Past the fact that he's a great musician and an entertainer, "Weird Al" has a charisma that's all his own. The awkward, the misshapen, the socially inept flock to his banner. He's not been so much consistently popular as he comes in and out of style on waves, returning triumphantly every time pop trends get so ridiculous that they barely need parody lyrics to be laugh-out-loud funny. From "White and Nerdy" to "Fat" to "Jungle Cruise Ride," his stories keep coming back to the point of view of outsiders. Yankovic's success is a gentle reminder to a legion of fans that being uncool can be awesome.

Since nothing moves nerds quite like exhaustive details, the "Weird Al" concert experience is a video-heavy parade of costume changes and prop jokes. Even having seen the videos for "Smells Like Nirvana," "Amish Paradise," "Fat," all many times, seeing the jokes repeated on stage is largely still funny. It's the humor of recognition, not surprise, but the funniest thing about "Weird Al" is that he's recognized by millions. Live he capitalizes on that with a benignly self-serving constant stream of video clips recapping every bit of high and low pop culture that has tipped a cap to Al. He could probably stand to update a lot of this material. Multiple clips from UHF are not necessary, great as it is. We all watch that movie several times a year, right? Not just me? And it's funny how some of the big-time fake celebrity interviews don't seem so far-fetched any more. "Weird Al" is bigger than Celine Dion now, right? Jessica Simpson would totally do a movie with him! He's gotten Aaron Paul and Olivia Wilde for one of the funnier new video bits in his show, a trailer for a fake biopic called Weird.

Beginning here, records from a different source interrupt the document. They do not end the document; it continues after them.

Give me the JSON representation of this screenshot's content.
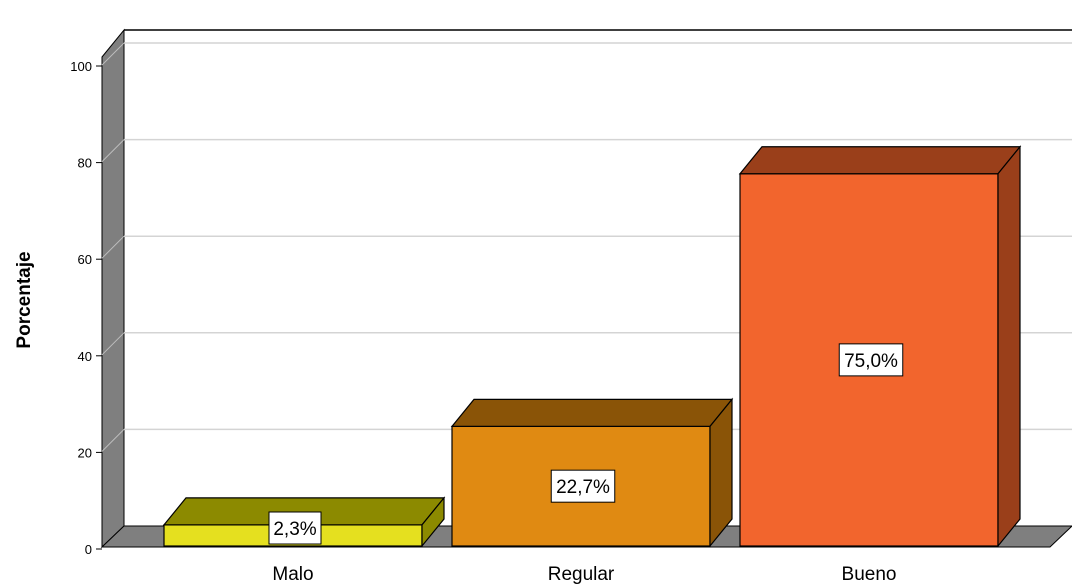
{
  "chart_data": {
    "type": "bar",
    "style": "3d",
    "categories": [
      "Malo",
      "Regular",
      "Bueno"
    ],
    "values": [
      2.3,
      22.7,
      75.0
    ],
    "data_labels": [
      "2,3%",
      "22,7%",
      "75,0%"
    ],
    "title": "",
    "xlabel": "",
    "ylabel": "Porcentaje",
    "ylim": [
      0,
      100
    ],
    "yticks": [
      0,
      20,
      40,
      60,
      80,
      100
    ],
    "grid": true,
    "legend": "none",
    "colors": {
      "bars": [
        {
          "front": "#e5e01f",
          "top": "#8c8a00",
          "side": "#8c8a00"
        },
        {
          "front": "#e08a12",
          "top": "#8a5407",
          "side": "#8a5407"
        },
        {
          "front": "#f2652d",
          "top": "#9a3f1a",
          "side": "#9a3f1a"
        }
      ],
      "wall": "#7f7f7f",
      "gridline": "#d4d4d4"
    }
  }
}
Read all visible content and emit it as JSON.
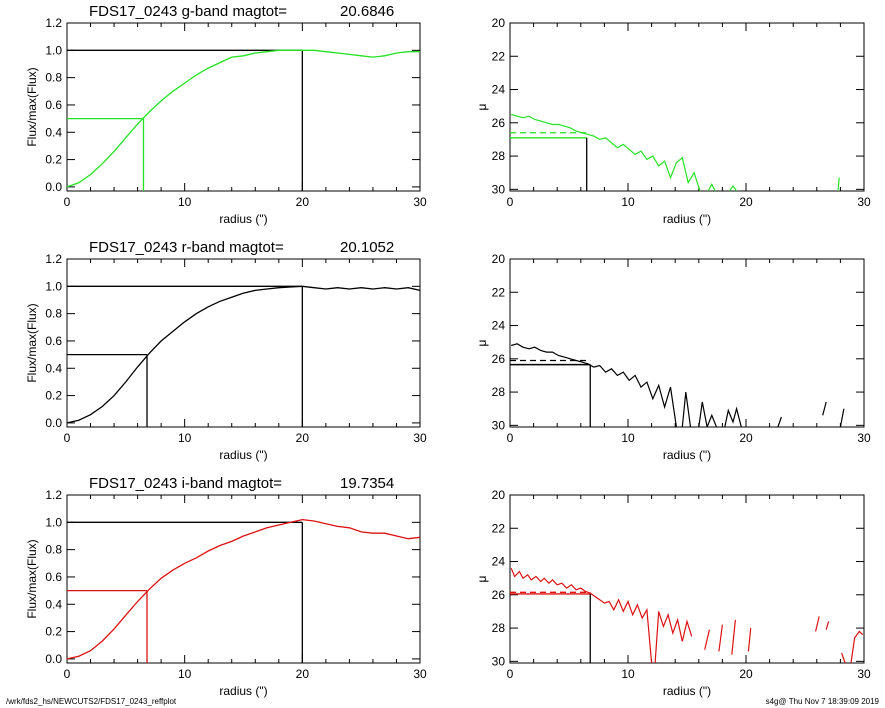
{
  "colors": {
    "g": "#22e222",
    "r": "#000000",
    "i": "#dd1111",
    "axis": "#000000"
  },
  "footer": {
    "left": "/wrk/fds2_hs/NEWCUTS2/FDS17_0243_reffplot",
    "right": "s4g@  Thu Nov  7 18:39:09 2019"
  },
  "chart_data": [
    {
      "type": "line",
      "band": "g",
      "title_label": "FDS17_0243 g-band  magtot=",
      "title_value": "20.6846",
      "xlabel": "radius (\")",
      "ylabel": "Flux/max(Flux)",
      "xlim": [
        0,
        30
      ],
      "ylim": [
        -0.03,
        1.2
      ],
      "xticks": [
        "0",
        "10",
        "20",
        "30"
      ],
      "yticks": [
        "0.0",
        "0.2",
        "0.4",
        "0.6",
        "0.8",
        "1.0",
        "1.2"
      ],
      "series": [
        {
          "x": [
            0,
            1,
            2,
            3,
            4,
            5,
            6,
            7,
            8,
            9,
            10,
            11,
            12,
            13,
            14,
            15,
            16,
            17,
            18,
            19,
            20,
            21,
            22,
            23,
            24,
            25,
            26,
            27,
            28,
            29,
            30
          ],
          "values": [
            0.0,
            0.03,
            0.09,
            0.17,
            0.26,
            0.36,
            0.46,
            0.55,
            0.63,
            0.7,
            0.76,
            0.82,
            0.87,
            0.91,
            0.95,
            0.96,
            0.98,
            0.99,
            1.0,
            1.0,
            1.0,
            1.0,
            0.99,
            0.98,
            0.97,
            0.96,
            0.95,
            0.96,
            0.98,
            0.99,
            0.99
          ]
        }
      ],
      "reference_lines": {
        "r_half": 6.5,
        "half_flux": 0.5,
        "r_total": 20,
        "total_flux": 1.0
      }
    },
    {
      "type": "line",
      "band": "g",
      "xlabel": "radius (\")",
      "ylabel": "μ",
      "xlim": [
        0,
        30
      ],
      "ylim": [
        30.1,
        20
      ],
      "xticks": [
        "0",
        "10",
        "20",
        "30"
      ],
      "yticks": [
        "20",
        "22",
        "24",
        "26",
        "28",
        "30"
      ],
      "series": [
        {
          "segments": [
            [
              [
                0.1,
                25.5
              ],
              [
                0.6,
                25.6
              ],
              [
                1.1,
                25.7
              ],
              [
                1.6,
                25.6
              ],
              [
                2.1,
                25.8
              ],
              [
                2.6,
                25.9
              ],
              [
                3.1,
                26.0
              ],
              [
                3.6,
                26.1
              ],
              [
                4.1,
                26.1
              ],
              [
                4.6,
                26.2
              ],
              [
                5.1,
                26.3
              ],
              [
                5.6,
                26.5
              ],
              [
                6.1,
                26.6
              ],
              [
                6.6,
                26.7
              ],
              [
                7.1,
                26.8
              ],
              [
                7.6,
                27.0
              ],
              [
                8.1,
                26.9
              ],
              [
                8.6,
                27.2
              ],
              [
                9.1,
                27.5
              ],
              [
                9.6,
                27.3
              ],
              [
                10.1,
                27.6
              ],
              [
                10.6,
                27.9
              ],
              [
                11.1,
                27.7
              ],
              [
                11.6,
                28.2
              ],
              [
                12.1,
                28.0
              ],
              [
                12.6,
                28.6
              ],
              [
                13.1,
                28.3
              ],
              [
                13.6,
                29.3
              ],
              [
                14.1,
                28.4
              ],
              [
                14.6,
                28.1
              ],
              [
                15.1,
                29.6
              ],
              [
                15.6,
                29.0
              ],
              [
                16.1,
                30.1
              ]
            ],
            [
              [
                16.8,
                30.1
              ],
              [
                17.1,
                29.7
              ],
              [
                17.4,
                30.1
              ]
            ],
            [
              [
                18.6,
                30.1
              ],
              [
                18.9,
                29.8
              ],
              [
                19.2,
                30.1
              ]
            ],
            [
              [
                27.8,
                30.1
              ],
              [
                27.9,
                29.3
              ]
            ]
          ]
        }
      ],
      "reference_lines": {
        "mu_mean_dashed": 26.6,
        "mu_eff": 26.9,
        "r_half": 6.5
      }
    },
    {
      "type": "line",
      "band": "r",
      "title_label": "FDS17_0243 r-band  magtot=",
      "title_value": "20.1052",
      "xlabel": "radius (\")",
      "ylabel": "Flux/max(Flux)",
      "xlim": [
        0,
        30
      ],
      "ylim": [
        -0.03,
        1.2
      ],
      "xticks": [
        "0",
        "10",
        "20",
        "30"
      ],
      "yticks": [
        "0.0",
        "0.2",
        "0.4",
        "0.6",
        "0.8",
        "1.0",
        "1.2"
      ],
      "series": [
        {
          "x": [
            0,
            1,
            2,
            3,
            4,
            5,
            6,
            7,
            8,
            9,
            10,
            11,
            12,
            13,
            14,
            15,
            16,
            17,
            18,
            19,
            20,
            21,
            22,
            23,
            24,
            25,
            26,
            27,
            28,
            29,
            30
          ],
          "values": [
            0.0,
            0.02,
            0.06,
            0.12,
            0.2,
            0.3,
            0.41,
            0.51,
            0.6,
            0.67,
            0.74,
            0.8,
            0.85,
            0.89,
            0.92,
            0.95,
            0.97,
            0.98,
            0.99,
            0.995,
            1.0,
            0.99,
            0.98,
            0.99,
            0.98,
            0.99,
            0.98,
            0.99,
            0.98,
            0.99,
            0.97
          ]
        }
      ],
      "reference_lines": {
        "r_half": 6.8,
        "half_flux": 0.5,
        "r_total": 20,
        "total_flux": 1.0
      }
    },
    {
      "type": "line",
      "band": "r",
      "xlabel": "radius (\")",
      "ylabel": "μ",
      "xlim": [
        0,
        30
      ],
      "ylim": [
        30.1,
        20
      ],
      "xticks": [
        "0",
        "10",
        "20",
        "30"
      ],
      "yticks": [
        "20",
        "22",
        "24",
        "26",
        "28",
        "30"
      ],
      "series": [
        {
          "segments": [
            [
              [
                0.1,
                25.2
              ],
              [
                0.6,
                25.1
              ],
              [
                1.1,
                25.3
              ],
              [
                1.6,
                25.4
              ],
              [
                2.1,
                25.3
              ],
              [
                2.6,
                25.5
              ],
              [
                3.1,
                25.6
              ],
              [
                3.6,
                25.6
              ],
              [
                4.1,
                25.8
              ],
              [
                4.6,
                25.9
              ],
              [
                5.1,
                26.0
              ],
              [
                5.6,
                26.1
              ],
              [
                6.1,
                26.2
              ],
              [
                6.6,
                26.3
              ],
              [
                7.1,
                26.5
              ],
              [
                7.6,
                26.4
              ],
              [
                8.1,
                26.8
              ],
              [
                8.6,
                26.6
              ],
              [
                9.1,
                27.0
              ],
              [
                9.6,
                26.8
              ],
              [
                10.1,
                27.3
              ],
              [
                10.6,
                27.0
              ],
              [
                11.1,
                27.7
              ],
              [
                11.6,
                27.4
              ],
              [
                12.1,
                28.4
              ],
              [
                12.6,
                27.6
              ],
              [
                13.1,
                28.9
              ],
              [
                13.6,
                27.7
              ],
              [
                14.1,
                30.1
              ]
            ],
            [
              [
                14.6,
                30.1
              ],
              [
                14.9,
                28.0
              ],
              [
                15.3,
                30.1
              ]
            ],
            [
              [
                16.0,
                30.1
              ],
              [
                16.3,
                28.6
              ],
              [
                16.7,
                30.1
              ],
              [
                17.1,
                29.4
              ],
              [
                17.5,
                30.1
              ]
            ],
            [
              [
                18.2,
                30.1
              ],
              [
                18.5,
                29.1
              ],
              [
                18.9,
                29.8
              ],
              [
                19.2,
                29.0
              ],
              [
                19.6,
                30.1
              ]
            ],
            [
              [
                22.7,
                30.1
              ],
              [
                23.0,
                29.5
              ]
            ],
            [
              [
                26.5,
                29.4
              ],
              [
                26.8,
                28.6
              ]
            ],
            [
              [
                28.0,
                30.1
              ],
              [
                28.3,
                29.0
              ]
            ]
          ]
        }
      ],
      "reference_lines": {
        "mu_mean_dashed": 26.1,
        "mu_eff": 26.35,
        "r_half": 6.8
      }
    },
    {
      "type": "line",
      "band": "i",
      "title_label": "FDS17_0243 i-band  magtot=",
      "title_value": "19.7354",
      "xlabel": "radius (\")",
      "ylabel": "Flux/max(Flux)",
      "xlim": [
        0,
        30
      ],
      "ylim": [
        -0.03,
        1.2
      ],
      "xticks": [
        "0",
        "10",
        "20",
        "30"
      ],
      "yticks": [
        "0.0",
        "0.2",
        "0.4",
        "0.6",
        "0.8",
        "1.0",
        "1.2"
      ],
      "series": [
        {
          "x": [
            0,
            1,
            2,
            3,
            4,
            5,
            6,
            7,
            8,
            9,
            10,
            11,
            12,
            13,
            14,
            15,
            16,
            17,
            18,
            19,
            20,
            21,
            22,
            23,
            24,
            25,
            26,
            27,
            28,
            29,
            30
          ],
          "values": [
            0.0,
            0.02,
            0.06,
            0.13,
            0.22,
            0.32,
            0.42,
            0.51,
            0.59,
            0.65,
            0.7,
            0.74,
            0.79,
            0.83,
            0.86,
            0.9,
            0.93,
            0.96,
            0.98,
            1.0,
            1.02,
            1.01,
            0.99,
            0.97,
            0.96,
            0.93,
            0.92,
            0.92,
            0.9,
            0.88,
            0.89
          ]
        }
      ],
      "reference_lines": {
        "r_half": 6.8,
        "half_flux": 0.5,
        "r_total": 20,
        "total_flux": 1.0
      }
    },
    {
      "type": "line",
      "band": "i",
      "xlabel": "radius (\")",
      "ylabel": "μ",
      "xlim": [
        0,
        30
      ],
      "ylim": [
        30.1,
        20
      ],
      "xticks": [
        "0",
        "10",
        "20",
        "30"
      ],
      "yticks": [
        "20",
        "22",
        "24",
        "26",
        "28",
        "30"
      ],
      "series": [
        {
          "segments": [
            [
              [
                0.1,
                24.4
              ],
              [
                0.4,
                24.9
              ],
              [
                0.8,
                24.6
              ],
              [
                1.1,
                25.0
              ],
              [
                1.5,
                24.8
              ],
              [
                1.8,
                25.1
              ],
              [
                2.2,
                24.9
              ],
              [
                2.6,
                25.2
              ],
              [
                2.9,
                25.0
              ],
              [
                3.3,
                25.3
              ],
              [
                3.6,
                25.1
              ],
              [
                4.0,
                25.4
              ],
              [
                4.4,
                25.3
              ],
              [
                4.8,
                25.6
              ],
              [
                5.2,
                25.4
              ],
              [
                5.6,
                25.7
              ],
              [
                6.0,
                25.6
              ],
              [
                6.4,
                25.8
              ],
              [
                6.8,
                25.9
              ],
              [
                7.2,
                26.1
              ],
              [
                7.6,
                26.3
              ],
              [
                8.0,
                26.5
              ],
              [
                8.4,
                26.4
              ],
              [
                8.8,
                26.9
              ],
              [
                9.2,
                26.3
              ],
              [
                9.6,
                27.0
              ],
              [
                10.0,
                26.4
              ],
              [
                10.4,
                27.2
              ],
              [
                10.8,
                26.6
              ],
              [
                11.2,
                27.4
              ],
              [
                11.6,
                26.9
              ],
              [
                12.0,
                30.1
              ]
            ],
            [
              [
                12.3,
                30.1
              ],
              [
                12.6,
                27.0
              ],
              [
                13.0,
                27.9
              ],
              [
                13.4,
                27.2
              ],
              [
                13.8,
                28.3
              ],
              [
                14.2,
                27.5
              ],
              [
                14.6,
                28.8
              ],
              [
                15.0,
                27.6
              ],
              [
                15.4,
                28.5
              ]
            ],
            [
              [
                16.5,
                29.3
              ],
              [
                16.9,
                28.1
              ]
            ],
            [
              [
                17.7,
                29.4
              ],
              [
                18.0,
                27.8
              ]
            ],
            [
              [
                18.8,
                29.6
              ],
              [
                19.1,
                27.5
              ]
            ],
            [
              [
                20.2,
                29.4
              ],
              [
                20.4,
                28.0
              ]
            ],
            [
              [
                25.9,
                28.2
              ],
              [
                26.2,
                27.3
              ]
            ],
            [
              [
                26.8,
                28.1
              ],
              [
                27.0,
                27.6
              ]
            ],
            [
              [
                28.1,
                29.5
              ],
              [
                28.4,
                30.1
              ]
            ],
            [
              [
                28.9,
                30.1
              ],
              [
                29.2,
                28.6
              ],
              [
                29.6,
                28.2
              ],
              [
                29.9,
                28.4
              ]
            ]
          ]
        }
      ],
      "reference_lines": {
        "mu_mean_dashed": 25.85,
        "mu_eff": 25.95,
        "r_half": 6.8
      }
    }
  ]
}
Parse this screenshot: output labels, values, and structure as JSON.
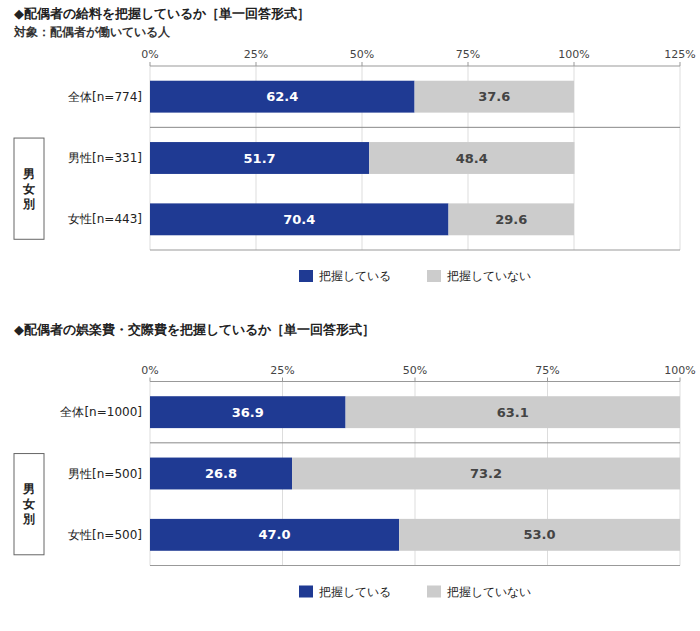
{
  "chart_data": [
    {
      "type": "bar",
      "orientation": "horizontal",
      "stacked": true,
      "data_labels": true,
      "grid": true,
      "legend": "bottom",
      "title": "◆配偶者の給料を把握しているか［単一回答形式］",
      "subtitle": "対象：配偶者が働いている人",
      "annotations": [
        "男\n女\n別"
      ],
      "categories": [
        "全体[n=774]",
        "男性[n=331]",
        "女性[n=443]"
      ],
      "series": [
        {
          "name": "把握している",
          "color": "#1f3a93",
          "values": [
            62.4,
            51.7,
            70.4
          ]
        },
        {
          "name": "把握していない",
          "color": "#cccccc",
          "values": [
            37.6,
            48.4,
            29.6
          ]
        }
      ],
      "xlim": [
        0,
        125
      ],
      "xticks": [
        {
          "value": 0,
          "label": "0%"
        },
        {
          "value": 25,
          "label": "25%"
        },
        {
          "value": 50,
          "label": "50%"
        },
        {
          "value": 75,
          "label": "75%"
        },
        {
          "value": 100,
          "label": "100%"
        },
        {
          "value": 125,
          "label": "125%"
        }
      ]
    },
    {
      "type": "bar",
      "orientation": "horizontal",
      "stacked": true,
      "data_labels": true,
      "grid": true,
      "legend": "bottom",
      "title": "◆配偶者の娯楽費・交際費を把握しているか［単一回答形式］",
      "annotations": [
        "男\n女\n別"
      ],
      "categories": [
        "全体[n=1000]",
        "男性[n=500]",
        "女性[n=500]"
      ],
      "series": [
        {
          "name": "把握している",
          "color": "#1f3a93",
          "values": [
            36.9,
            26.8,
            47.0
          ],
          "value_labels": [
            "36.9",
            "26.8",
            "47.0"
          ]
        },
        {
          "name": "把握していない",
          "color": "#cccccc",
          "values": [
            63.1,
            73.2,
            53.0
          ],
          "value_labels": [
            "63.1",
            "73.2",
            "53.0"
          ]
        }
      ],
      "xlim": [
        0,
        100
      ],
      "xticks": [
        {
          "value": 0,
          "label": "0%"
        },
        {
          "value": 25,
          "label": "25%"
        },
        {
          "value": 50,
          "label": "50%"
        },
        {
          "value": 75,
          "label": "75%"
        },
        {
          "value": 100,
          "label": "100%"
        }
      ]
    }
  ]
}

It's pointless to criticize "Weird Al" Yankovic for being mass-audience. Or to go into too much depth about how in the YouTube era his songs have gotten a lot more topical and reactionary, and a lot less timelessly silly: "Craigslist," "I Bought on eBay." So what if it's the same bits every song, every tour, for as long as they get laughs. There's always a new generation arriving ready to love Al Yankovic, one popular musician guaranteed never to be too cool for anybody.